Filipinos in Macau becoming less Filipino

The Filipino community in Macau is losing its identity and cultural roots in the face of the phenomenon of abusive supervision in the workplace. The dissociation from Filipino culture can be seen as a coping response to how they construct the abusive supervision as prejudice

The Filipino community in Macau is gradually detaching itself from its cultural and identity roots as a result of an “abusive supervision in the workplace” process. 

The findings are from a study by two professors from the Dept. of Psychology at the University of Macau, in collaboration with a researcher from De La Salle University in Manila, titled Abusive Supervision and Well-being of Filipino Migrant Workers in Macau: Consequences for Self-Esteem and Heritage Culture Detachment 

In particular, the paper says, “we look at the tendency to reject one’s heritage culture, which we refer to as heritage culture detachment, as an indirect negative consequence of abusive supervision . . . Results of the simple mediation analysis indicate that abusive supervision influenced heritage culture detachment directly and indirectly through its effect on self-esteem.”  

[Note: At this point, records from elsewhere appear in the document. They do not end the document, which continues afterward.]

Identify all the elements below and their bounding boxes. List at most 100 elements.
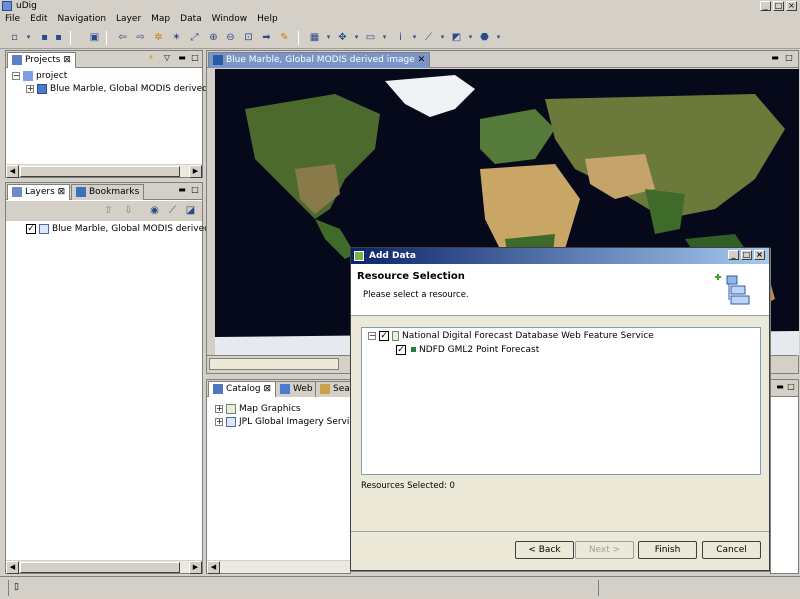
minimize-view-icon[interactable]: ▬ xyxy=(775,383,785,392)
view-menu-icon[interactable]: ▽ xyxy=(162,54,172,63)
tree-resource[interactable]: ✓ NDFD GML2 Point Forecast xyxy=(396,344,539,356)
tree-project[interactable]: − project xyxy=(12,70,67,82)
geometry-dropdown-icon[interactable]: ▾ xyxy=(492,31,505,44)
move-down-icon[interactable]: ⇩ xyxy=(122,204,135,217)
save-icon[interactable]: ▪ xyxy=(38,31,51,44)
catalog-item[interactable]: + JPL Global Imagery Service xyxy=(215,416,360,428)
map-tool-dropdown-icon[interactable]: ▾ xyxy=(322,31,335,44)
style-icon[interactable]: ⟋ xyxy=(166,204,179,217)
refresh-layer-icon[interactable]: ◉ xyxy=(148,204,161,217)
menu-edit[interactable]: Edit xyxy=(25,12,52,27)
tab-web[interactable]: Web xyxy=(275,381,318,397)
zoom-extent-icon[interactable]: ⤢ xyxy=(188,31,201,44)
collapse-icon[interactable]: − xyxy=(12,71,20,80)
scroll-thumb[interactable] xyxy=(20,166,180,177)
menu-map[interactable]: Map xyxy=(146,12,175,27)
link-icon[interactable]: ⚡ xyxy=(146,54,156,63)
zoom-layer-icon[interactable]: ⊡ xyxy=(242,31,255,44)
minimize-button[interactable]: _ xyxy=(760,1,771,11)
projects-hscrollbar[interactable]: ◀ ▶ xyxy=(6,164,202,178)
tab-projects[interactable]: Projects ⊠ xyxy=(7,52,76,68)
cancel-button[interactable]: Cancel xyxy=(702,541,761,559)
catalog-item[interactable]: + Map Graphics xyxy=(215,403,301,415)
print-icon[interactable]: ▣ xyxy=(88,31,101,44)
layer-visibility-checkbox[interactable]: ✓ xyxy=(26,223,36,234)
pan-icon[interactable]: ✥ xyxy=(336,31,349,44)
tab-bookmarks[interactable]: Bookmarks xyxy=(71,184,145,200)
layer-props-icon[interactable]: ◪ xyxy=(184,204,197,217)
measure-icon[interactable]: ⟋ xyxy=(422,31,435,44)
stop-icon[interactable]: ✶ xyxy=(170,31,183,44)
info-icon[interactable]: i xyxy=(394,31,407,44)
menu-file[interactable]: File xyxy=(0,12,25,27)
layer-row[interactable]: ✓ Blue Marble, Global MODIS derived imag xyxy=(26,223,235,235)
menu-layer[interactable]: Layer xyxy=(111,12,146,27)
map-tool-icon[interactable]: ▦ xyxy=(308,31,321,44)
close-button[interactable]: × xyxy=(786,1,797,11)
scroll-left-button[interactable]: ◀ xyxy=(6,561,19,574)
scroll-left-button[interactable]: ◀ xyxy=(6,165,19,178)
minimize-view-icon[interactable]: ▬ xyxy=(177,186,187,195)
maximize-view-icon[interactable]: □ xyxy=(784,54,794,63)
refresh-icon[interactable]: ✲ xyxy=(152,31,165,44)
resource-tree[interactable]: − ✓ National Digital Forecast Database Web… xyxy=(361,327,761,475)
finish-button[interactable]: Finish xyxy=(638,541,697,559)
collapse-icon[interactable]: − xyxy=(368,331,376,340)
measure-dropdown-icon[interactable]: ▾ xyxy=(436,31,449,44)
scroll-right-button[interactable]: ▶ xyxy=(189,561,202,574)
save-all-icon[interactable]: ▪ xyxy=(52,31,65,44)
maximize-button[interactable]: □ xyxy=(773,1,784,11)
pan-dropdown-icon[interactable]: ▾ xyxy=(350,31,363,44)
info-dropdown-icon[interactable]: ▾ xyxy=(408,31,421,44)
catalog-hscrollbar[interactable]: ◀ xyxy=(207,560,350,574)
feature-edit-icon[interactable]: ◩ xyxy=(450,31,463,44)
tree-service[interactable]: − ✓ National Digital Forecast Database Web… xyxy=(368,330,654,342)
new-dropdown-icon[interactable]: ▾ xyxy=(22,31,35,44)
expand-icon[interactable]: + xyxy=(215,404,223,413)
forward-icon[interactable]: ⇨ xyxy=(134,31,147,44)
maximize-view-icon[interactable]: □ xyxy=(190,186,200,195)
close-tab-icon[interactable]: ⊠ xyxy=(58,187,66,197)
zoom-out-icon[interactable]: ⊖ xyxy=(224,31,237,44)
back-button[interactable]: < Back xyxy=(515,541,574,559)
tab-catalog[interactable]: Catalog ⊠ xyxy=(208,381,276,397)
tree-map[interactable]: + Blue Marble, Global MODIS derived ima xyxy=(26,83,227,95)
scroll-right-button[interactable]: ▶ xyxy=(189,165,202,178)
next-button[interactable]: Next > xyxy=(575,541,634,559)
move-up-icon[interactable]: ⇧ xyxy=(102,204,115,217)
expand-icon[interactable]: + xyxy=(26,84,34,93)
menu-navigation[interactable]: Navigation xyxy=(53,12,112,27)
tab-map[interactable]: Blue Marble, Global MODIS derived image … xyxy=(208,52,431,68)
maximize-view-icon[interactable]: □ xyxy=(190,54,200,63)
dialog-close-button[interactable]: × xyxy=(754,250,765,260)
service-checkbox[interactable]: ✓ xyxy=(379,330,389,341)
layers-hscrollbar[interactable]: ◀ ▶ xyxy=(6,560,202,574)
menu-window[interactable]: Window xyxy=(207,12,253,27)
tab-layers[interactable]: Layers ⊠ xyxy=(7,184,71,200)
edit-icon[interactable]: ✎ xyxy=(278,31,291,44)
next-view-icon[interactable]: ➡ xyxy=(260,31,273,44)
select-dropdown-icon[interactable]: ▾ xyxy=(378,31,391,44)
menu-help[interactable]: Help xyxy=(252,12,283,27)
feature-edit-dropdown-icon[interactable]: ▾ xyxy=(464,31,477,44)
expand-icon[interactable]: + xyxy=(215,417,223,426)
close-tab-icon[interactable]: ⊠ xyxy=(63,55,71,65)
back-icon[interactable]: ⇦ xyxy=(116,31,129,44)
minimize-view-icon[interactable]: ▬ xyxy=(177,54,187,63)
map-scale-field xyxy=(209,358,339,370)
minimize-view-icon[interactable]: ▬ xyxy=(770,54,780,63)
select-box-icon[interactable]: ▭ xyxy=(364,31,377,44)
geometry-tool-icon[interactable]: ⬣ xyxy=(478,31,491,44)
close-tab-icon[interactable]: ⊠ xyxy=(263,384,271,394)
zoom-in-icon[interactable]: ⊕ xyxy=(207,31,220,44)
dialog-minimize-button[interactable]: _ xyxy=(728,250,739,260)
close-tab-icon[interactable]: ✕ xyxy=(418,55,426,65)
new-icon[interactable]: ▫ xyxy=(8,31,21,44)
menu-data[interactable]: Data xyxy=(175,12,207,27)
scroll-thumb[interactable] xyxy=(20,562,180,573)
maximize-view-icon[interactable]: □ xyxy=(786,383,796,392)
scroll-left-button[interactable]: ◀ xyxy=(207,561,220,574)
fast-view-icon[interactable]: ▯ xyxy=(14,582,24,592)
resource-checkbox[interactable]: ✓ xyxy=(396,344,406,355)
dialog-maximize-button[interactable]: □ xyxy=(741,250,752,260)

The paper, published in the Social Indicators Research journal, continues, “Abusive supervision reported by the Filipino migrant workers was associated with a greater tendency to detach themselves from Filipino culture while working in Macau. Aside from the direct effect, abusive supervision was also negatively associated with self-esteem; lower self-esteem in turn predicts higher heritage culture detachment.” 

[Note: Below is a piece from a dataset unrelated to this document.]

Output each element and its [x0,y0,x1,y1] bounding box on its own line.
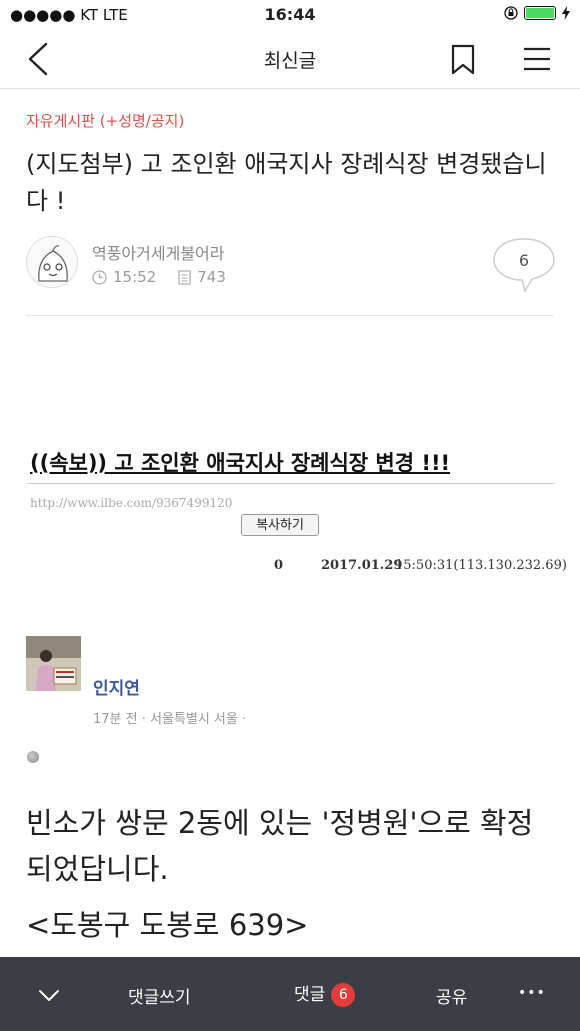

The team led by Professor Allan Bernardo states that “perceptions of abuse from supervisors impair migrant workers’ self-esteem, which in turn is associated with their tendency to detach themselves from their heritage culture as they attempt to acculturate in the country where they have chosen to work. This indirect relationship between abusive supervision and the component of attachment to heritage culture is not an obvious one and has not been previously shown in research literature.” 

Allan Bernardo, Mary Daganzo and Anna Ocampo also wrote: “Our results show that this component of migrant workers’ acculturation orientation and wellbeing is associated with abusive supervision in the workplace,” adding that “this particular finding is a significant theoretical contribution.”  

Risk of abusive supervision might be higher among domestic helpers 

“The data indicate that the average perceived abusive supervision was low in the sample,” Professor Bernardo told Macau Business. “So at least for the sample of our study the problem of abusive supervision was not bad. But in those cases when the Filipino workers reported such experiences, it tended to be associated with developing self-worth and higher tendency to dissociate from their Filipino culture.” 

“Our interpretation is that they attribute the abuse to prejudice or discrimination they receive being Filipinos,” he added. “So, the dissociation from Filipino culture can be seen as a coping response to how they construct the abusive supervision as prejudice.”  

This professor of the Department of Psychology of the University of Macau also warns that “even as the results indicate low levels of abusive supervision experienced, there is always a risk that our study underestimates the actual cases. We will only know if we have larger and representative samples.”  

In the study appearing in the Social Indicators Research journal the team explains the limitations of the research and, in this conversation with Macau Business, Bernardo  emphasises that “our study also did not analyse specific types of workers, and I do wonder if the risk of abusive supervision might be higher among domestic helpers, for example.” 

247 respondents. 51.8 pct domestic helpers or household staff 

Questionnaires were distributed to Filipino migrant workers in various areas of Macau including in their workplace, residence, and other gathering places (like churches). 

In all, 247 Filipino migrant workers, officially referred to as non-resident workers in Macau (all respondents possessed a ‘Non-resident Worker’s Identification Card), participated in the study. The average age of the participants was 35.38 years, while the majority (62 per cent) were females. 

More than half (51.8 per cent) identified themselves as domestic helpers or household staff; the others worked as cooks and servers in food establishments (15.4 per cent), security guards (11.7 per cent), assistants and helpers in stores (8.1 per cent), cleaners (4.9 per cent), building assistant (2.4 per cent), and others (e.g.) building assistant, customer service assistant, driver, gardener, caddie, etc., 5.3 per cent).  

“This composition is consistent with the official statistics recorded in the past three years by the Public Security Police Force (2015) of the Macau Government,” the study noted. 

All measures were originally prepared in English and were translated into Tagalog. To ensure linguistic and conceptual equivalence with the original English language scales, graduate research assistants fluent in both English and Tagalog were employed, states the paper. 

Abusive supervision 

“Abusive supervision has many direct and indirect effects upon the productivity and psychological wellbeing of workers, but the research literature indicates that there are hardly any systematic investigations on abusive supervision’s consequences upon the wellbeing of migrant workers,” states the research. 

There are many facets of psychological wellbeing that “are affected by abusive supervision”. That’s why this study focuses upon aspects of “the migrant workers self-worth and social identity.”  

A worker’s self-worth and self-esteem are important aspects of wellbeing, particularly in the workplace. In the case of migrant workers, low self-esteem has been associated with higher levels of anxiety, depression, and other indicators of psychological health, wrote Bernardo, Daganzo and Ocampo.